Transcribed from the Project Gutenberg text of Honoré Balzac's Lost Illusions. Originally published in 1837. Translation by Ellen Marriage, 1901.
"The sonnet, monsieur," said he, "is one of the most difficult forms of poetry. It has fallen almost entirely into disuse. No Frenchman can hope to rival Petrarch; for the language in which the Italian wrote, being so infinitely more pliant than French, lends itself to play of thought which our positivism (pardon the use of the expression) rejects. So it seemed to me that a volume of sonnets would be something quite new. Victor Hugo has appropriated the old, Canalis writes lighter verse, Beranger has monopolized songs, Casimir Delavigne has taken tragedy, and Lamartine the poetry of meditation."
"Are you a 'Classic' or a 'Romantic'?" inquired Lousteau.
Lucien's astonishment betrayed such complete ignorance of the state of affairs in the republic of letters, that Lousteau thought it necessary to enlighten him.
"You have come up in the middle of a pitched battle, my dear fellow; you must make your decision at once. Literature is divided, in the first place, into several zones, but our great men are ranged in two hostile camps. The Royalists are 'Romantics,' the Liberals are 'Classics.' The divergence of taste in matters literary and divergence of political opinion coincide; and the result is a war with weapons of every sort, double-edged witticisms, subtle calumnies and nicknames a outrance, between the rising and the waning glory, and ink is shed in torrents. The odd part of it is that the Royalist-Romantics are all for liberty in literature, and for repealing laws and conventions; while the Liberal-Classics are for maintaining the unities, the Alexandrine, and the classical theme. So opinions in politics on either side are directly at variance with literary taste. If you are eclectic, you will have no one for you. Which side do you take?"
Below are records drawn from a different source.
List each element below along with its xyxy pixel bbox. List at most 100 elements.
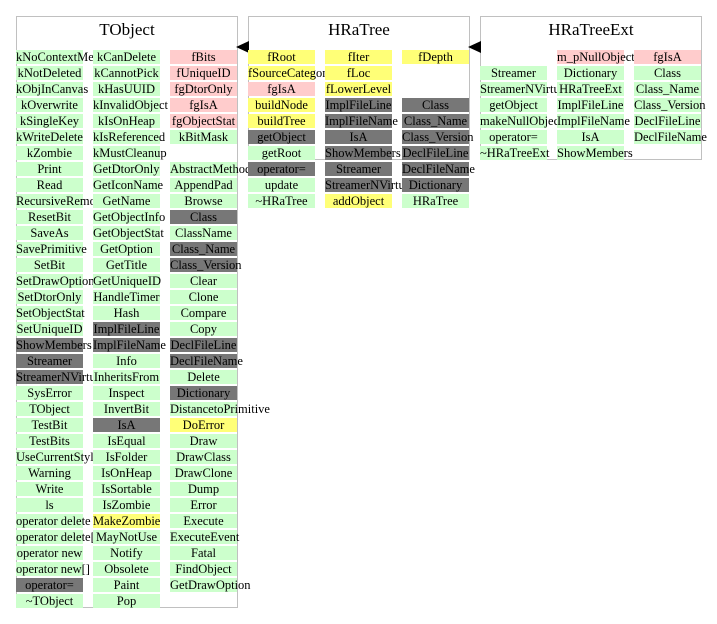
class-member-cell: fRoot	[248, 50, 315, 64]
class-member-cell: SetBit	[16, 258, 83, 272]
class-member-cell: Compare	[170, 306, 237, 320]
class-member-cell: getRoot	[248, 146, 315, 160]
class-member-cell: kIsOnHeap	[93, 114, 160, 128]
class-member-cell: operator delete[]	[16, 530, 99, 544]
class-member-cell: DrawClone	[170, 466, 237, 480]
class-member-cell: ~HRaTreeExt	[480, 146, 550, 160]
class-member-cell: DoError	[170, 418, 237, 432]
class-member-cell: fgIsA	[634, 50, 701, 64]
class-member-cell: Streamer	[16, 354, 83, 368]
class-member-cell: DrawClass	[170, 450, 237, 464]
class-member-cell: fgIsA	[248, 82, 315, 96]
class-member-cell: fLowerLevel	[325, 82, 392, 96]
class-member-cell: ShowMembers	[325, 146, 401, 160]
class-member-cell: getObject	[248, 130, 315, 144]
class-member-cell: TestBit	[16, 418, 83, 432]
class-member-cell: SetDrawOption	[16, 274, 95, 288]
class-member-cell: operator=	[16, 578, 83, 592]
class-member-cell: kSingleKey	[16, 114, 83, 128]
class-member-cell: IsA	[557, 130, 624, 144]
class-member-cell: FindObject	[170, 562, 237, 576]
class-member-cell: Obsolete	[93, 562, 160, 576]
class-member-cell: Dictionary	[557, 66, 624, 80]
class-member-cell: DeclFileName	[170, 354, 243, 368]
class-member-cell: ~HRaTree	[248, 194, 315, 208]
class-member-cell: fgDtorOnly	[170, 82, 237, 96]
class-title: HRaTree	[328, 20, 390, 39]
class-member-cell: kObjInCanvas	[16, 82, 89, 96]
class-member-cell: MayNotUse	[93, 530, 160, 544]
class-member-cell: Print	[16, 162, 83, 176]
class-member-cell: InvertBit	[93, 402, 160, 416]
class-member-cell: UseCurrentStyle	[16, 450, 100, 464]
class-member-cell: kCannotPick	[93, 66, 160, 80]
class-member-cell: kNoContextMenu	[16, 50, 107, 64]
class-member-cell: IsEqual	[93, 434, 160, 448]
class-member-cell: ImplFileName	[93, 338, 166, 352]
class-member-cell: Browse	[170, 194, 237, 208]
class-member-cell: ShowMembers	[16, 338, 92, 352]
class-member-cell: AppendPad	[170, 178, 237, 192]
class-member-cell: Notify	[93, 546, 160, 560]
class-member-cell: Read	[16, 178, 83, 192]
class-member-cell: Delete	[170, 370, 237, 384]
class-member-cell: buildNode	[248, 98, 315, 112]
class-member-cell: GetName	[93, 194, 160, 208]
class-member-cell: getObject	[480, 98, 547, 112]
class-member-cell: ImplFileName	[557, 114, 630, 128]
class-member-cell: Class_Version	[634, 98, 706, 112]
class-member-cell: DeclFileName	[402, 162, 475, 176]
class-member-cell: SetUniqueID	[16, 322, 83, 336]
class-member-cell: fUniqueID	[170, 66, 237, 80]
class-title: TObject	[99, 20, 155, 39]
class-member-cell: kCanDelete	[93, 50, 160, 64]
class-member-cell: IsZombie	[93, 498, 160, 512]
class-member-cell: SysError	[16, 386, 83, 400]
class-member-cell: StreamerNVirtual	[480, 82, 569, 96]
class-member-cell: ImplFileName	[325, 114, 398, 128]
class-member-cell: DeclFileLine	[170, 338, 237, 352]
class-member-cell: IsOnHeap	[93, 466, 160, 480]
class-member-cell: Class_Name	[634, 82, 701, 96]
class-member-cell: GetObjectStat	[93, 226, 164, 240]
class-member-cell: DistancetoPrimitive	[170, 402, 270, 416]
class-member-cell: HRaTreeExt	[557, 82, 624, 96]
class-member-cell: kZombie	[16, 146, 83, 160]
class-member-cell: ExecuteEvent	[170, 530, 240, 544]
class-member-cell: kIsReferenced	[93, 130, 166, 144]
class-member-cell: Class	[634, 66, 701, 80]
class-member-cell: operator delete	[16, 514, 91, 528]
class-member-cell: Dictionary	[402, 178, 469, 192]
class-member-cell: Class_Version	[170, 258, 242, 272]
class-member-cell: HandleTimer	[93, 290, 160, 304]
class-member-cell: Error	[170, 498, 237, 512]
class-member-cell: Paint	[93, 578, 160, 592]
class-member-cell: ImplFileLine	[325, 98, 392, 112]
class-member-cell: SavePrimitive	[16, 242, 87, 256]
class-member-cell: fDepth	[402, 50, 469, 64]
class-member-cell: GetOption	[93, 242, 160, 256]
class-member-cell: update	[248, 178, 315, 192]
class-member-cell: fgObjectStat	[170, 114, 237, 128]
class-member-cell: Clear	[170, 274, 237, 288]
class-member-cell: Copy	[170, 322, 237, 336]
class-member-cell: SetObjectStat	[16, 306, 85, 320]
class-member-cell: makeNullObject	[480, 114, 563, 128]
class-member-cell: StreamerNVirtual	[325, 178, 414, 192]
class-member-cell: GetDrawOption	[170, 578, 251, 592]
class-member-cell: IsA	[93, 418, 160, 432]
class-member-cell: RecursiveRemove	[16, 194, 108, 208]
inheritance-arrow-icon	[468, 41, 481, 53]
class-member-cell: ImplFileLine	[93, 322, 160, 336]
class-member-cell: GetUniqueID	[93, 274, 162, 288]
class-member-cell: operator new	[16, 546, 83, 560]
class-member-cell: DeclFileLine	[402, 146, 469, 160]
class-member-cell: m_pNullObject	[557, 50, 635, 64]
class-member-cell: AbstractMethod	[170, 162, 252, 176]
class-member-cell: Fatal	[170, 546, 237, 560]
class-member-cell: Draw	[170, 434, 237, 448]
class-member-cell: kMustCleanup	[93, 146, 167, 160]
class-member-cell: kNotDeleted	[16, 66, 83, 80]
class-member-cell: Dump	[170, 482, 237, 496]
class-member-cell: operator=	[480, 130, 547, 144]
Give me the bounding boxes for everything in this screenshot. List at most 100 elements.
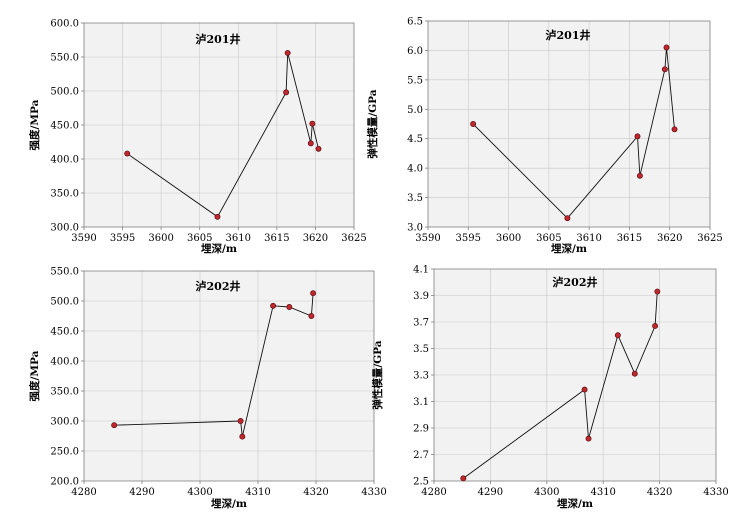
data-point xyxy=(470,121,477,127)
x-tick-label: 4330 xyxy=(703,487,728,498)
plot-frame xyxy=(83,270,375,482)
data-point xyxy=(581,386,588,393)
y-tick-label: 4.5 xyxy=(407,134,423,145)
plot-area xyxy=(84,271,374,481)
y-tick-label: 450.0 xyxy=(50,327,79,338)
data-point xyxy=(631,370,638,377)
data-point xyxy=(239,433,246,440)
plot-frame xyxy=(433,268,717,482)
x-tick-label: 4290 xyxy=(129,487,154,498)
y-tick-label: 2.7 xyxy=(413,450,429,461)
x-tick-label: 4300 xyxy=(534,487,559,498)
x-tick-label: 3625 xyxy=(341,233,366,244)
plot-frame xyxy=(83,22,355,228)
data-point xyxy=(286,304,293,310)
data-point xyxy=(284,49,291,56)
x-tick-label: 3625 xyxy=(697,233,722,244)
data-point xyxy=(283,89,290,96)
chart-panel-2: 3.0 3.5 4.0 4.5 5.0 5.5 6.0 6.5 3590 3595 3600 3605… xyxy=(366,17,723,256)
plot-frame xyxy=(427,20,711,228)
x-tick-label: 3615 xyxy=(264,233,289,244)
y-tick-label: 450.0 xyxy=(50,121,79,132)
panel-title: 泸202井 xyxy=(553,275,598,289)
y-tick-label: 2.5 xyxy=(413,477,429,488)
y-tick-label: 5.5 xyxy=(407,75,423,86)
data-point xyxy=(308,313,315,319)
y-tick-label: 350.0 xyxy=(50,387,79,398)
x-tick-label: 3590 xyxy=(71,233,96,244)
data-point xyxy=(564,215,571,222)
y-tick-label: 3.5 xyxy=(413,344,429,355)
x-axis-label: 埋深/m xyxy=(211,497,247,510)
y-tick-label: 3.3 xyxy=(413,371,429,382)
y-tick-label: 4.1 xyxy=(413,265,429,276)
y-axis-label: 强度/MPa xyxy=(28,350,41,401)
data-point xyxy=(237,418,244,424)
x-tick-label: 3600 xyxy=(496,233,521,244)
y-tick-label: 550.0 xyxy=(50,267,79,278)
y-axis-label: 弹性模量/GPa xyxy=(366,89,379,158)
y-tick-label: 3.1 xyxy=(413,397,429,408)
y-tick-label: 3.7 xyxy=(413,318,429,329)
data-point xyxy=(111,422,118,429)
y-tick-label: 500.0 xyxy=(50,297,79,308)
data-point xyxy=(636,172,643,179)
x-axis-label: 埋深/m xyxy=(557,497,593,510)
data-point xyxy=(214,213,221,220)
data-point xyxy=(663,44,670,51)
x-tick-label: 3590 xyxy=(415,233,440,244)
y-tick-label: 600.0 xyxy=(50,19,79,30)
data-point xyxy=(652,323,659,329)
y-tick-label: 200.0 xyxy=(50,477,79,488)
x-tick-label: 3620 xyxy=(657,233,682,244)
y-tick-label: 4.0 xyxy=(407,164,423,175)
y-tick-label: 5.0 xyxy=(407,105,423,116)
x-tick-label: 4320 xyxy=(303,487,328,498)
chart-panel-4: 2.5 2.7 2.9 3.1 3.3 3.5 3.7 3.9 4.1 4280 4290 4300 4… xyxy=(371,265,729,511)
y-tick-label: 400.0 xyxy=(50,357,79,368)
x-tick-label: 3605 xyxy=(187,233,212,244)
x-tick-label: 3605 xyxy=(536,233,561,244)
x-tick-label: 3620 xyxy=(303,233,328,244)
y-tick-label: 2.9 xyxy=(413,424,429,435)
panel-title: 泸201井 xyxy=(196,32,241,46)
data-point xyxy=(309,120,316,127)
chart-panel-1: 300.0 350.0 400.0 450.0 500.0 550.0 600.0 3590 3… xyxy=(28,19,367,256)
data-point xyxy=(270,302,277,309)
data-point xyxy=(460,475,467,482)
x-tick-label: 4310 xyxy=(590,487,615,498)
x-axis-label: 埋深/m xyxy=(201,242,237,255)
y-tick-label: 300.0 xyxy=(50,417,79,428)
data-point xyxy=(614,332,621,339)
x-tick-label: 4280 xyxy=(421,487,446,498)
y-tick-label: 3.0 xyxy=(407,223,423,234)
data-point xyxy=(310,290,317,297)
chart-panel-3: 200.0 250.0 300.0 350.0 400.0 450.0 500.0 550.0… xyxy=(28,267,387,511)
x-tick-label: 3615 xyxy=(617,233,642,244)
x-tick-label: 3595 xyxy=(110,233,135,244)
data-point xyxy=(307,140,314,147)
y-tick-label: 6.5 xyxy=(407,17,423,28)
y-tick-label: 350.0 xyxy=(50,189,79,200)
data-point xyxy=(315,145,322,152)
y-axis-label: 弹性模量/GPa xyxy=(371,340,384,409)
y-tick-label: 250.0 xyxy=(50,447,79,458)
data-point xyxy=(671,126,678,133)
y-tick-label: 400.0 xyxy=(50,155,79,166)
data-point xyxy=(585,435,592,442)
data-point xyxy=(124,150,131,157)
y-tick-label: 550.0 xyxy=(50,53,79,64)
x-tick-label: 3595 xyxy=(456,233,481,244)
panel-title: 泸202井 xyxy=(196,279,241,293)
data-point xyxy=(654,288,661,295)
panel-title: 泸201井 xyxy=(546,28,591,42)
data-point xyxy=(634,133,641,140)
y-tick-label: 500.0 xyxy=(50,87,79,98)
x-tick-label: 4290 xyxy=(478,487,503,498)
y-tick-label: 300.0 xyxy=(50,223,79,234)
x-tick-label: 3600 xyxy=(148,233,173,244)
x-tick-label: 4280 xyxy=(71,487,96,498)
x-tick-label: 4330 xyxy=(361,487,386,498)
x-tick-label: 4300 xyxy=(187,487,212,498)
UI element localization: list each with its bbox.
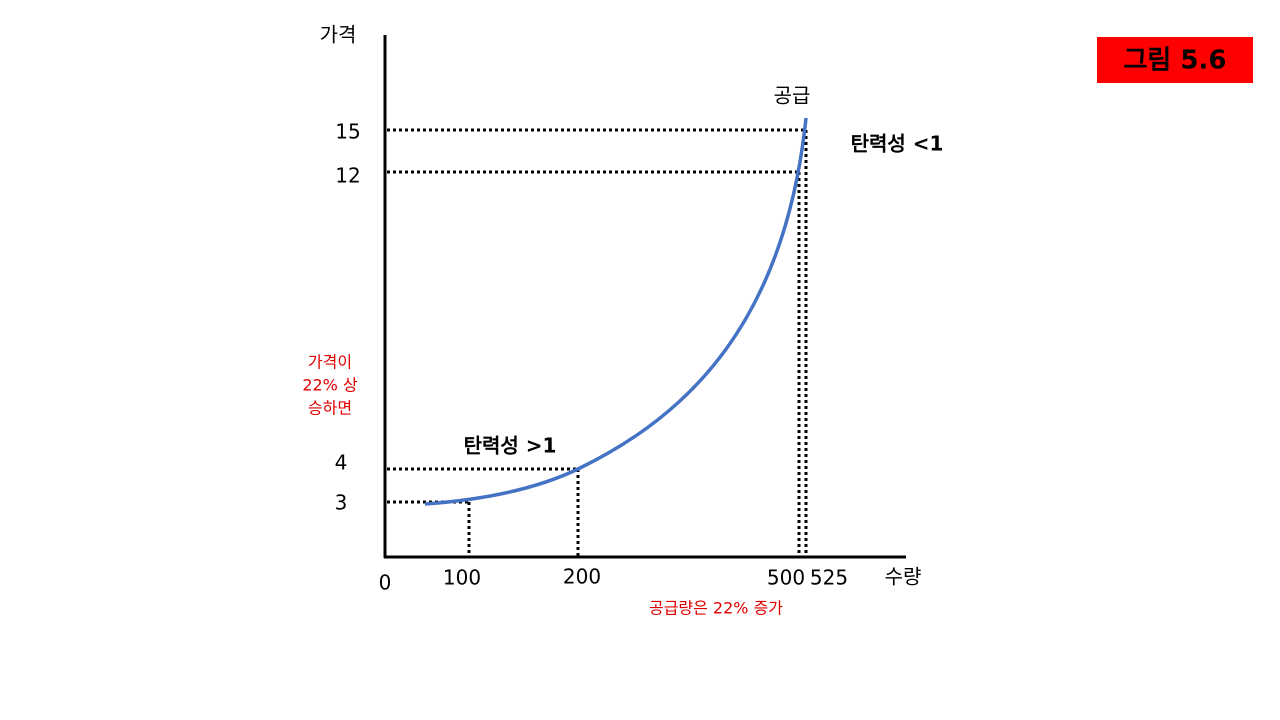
y-tick-label: 4 (335, 451, 348, 475)
y-tick-label: 15 (335, 120, 360, 144)
curve-label: 공급 (774, 84, 811, 108)
figure-label-box (1097, 37, 1253, 83)
y-tick-label: 12 (335, 164, 360, 188)
quantity-note: 공급량은 22% 증가 (649, 599, 783, 618)
origin-label: 0 (379, 571, 392, 595)
price-note: 승하면 (308, 399, 352, 418)
annotation: 탄력성 <1 (851, 132, 944, 156)
y-axis-label: 가격 (320, 23, 357, 47)
x-tick-label: 100 (443, 566, 481, 590)
x-tick-label: 525 (810, 566, 848, 590)
annotation: 탄력성 >1 (464, 434, 557, 458)
supply-curve (424, 117, 808, 506)
x-tick-label: 200 (563, 565, 601, 589)
figure-label: 그림 5.6 (1124, 46, 1227, 76)
x-axis-label: 수량 (885, 565, 922, 589)
price-note: 가격이 (308, 353, 352, 372)
x-tick-label: 500 (767, 566, 805, 590)
y-tick-label: 3 (335, 491, 348, 515)
price-note: 22% 상 (302, 376, 358, 395)
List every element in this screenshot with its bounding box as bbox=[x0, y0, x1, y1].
"Which is the winning side?"
"The Liberal newspapers have far more subscribers than the Royalist and Ministerial journals; still, though Canalis is for Church and King, and patronized by the Court and the clergy, he reaches other readers. Pshaw! sonnets date back to an epoch before Boileau's time," said Etienne, seeing Lucien's dismay at the prospect of choosing between two banners. "Be a Romantic. The Romantics are young men, and the Classics are pedants; the Romantics will gain the day."
The word "pedant" was the latest epithet taken up by Romantic journalism to heap confusion on the Classical faction.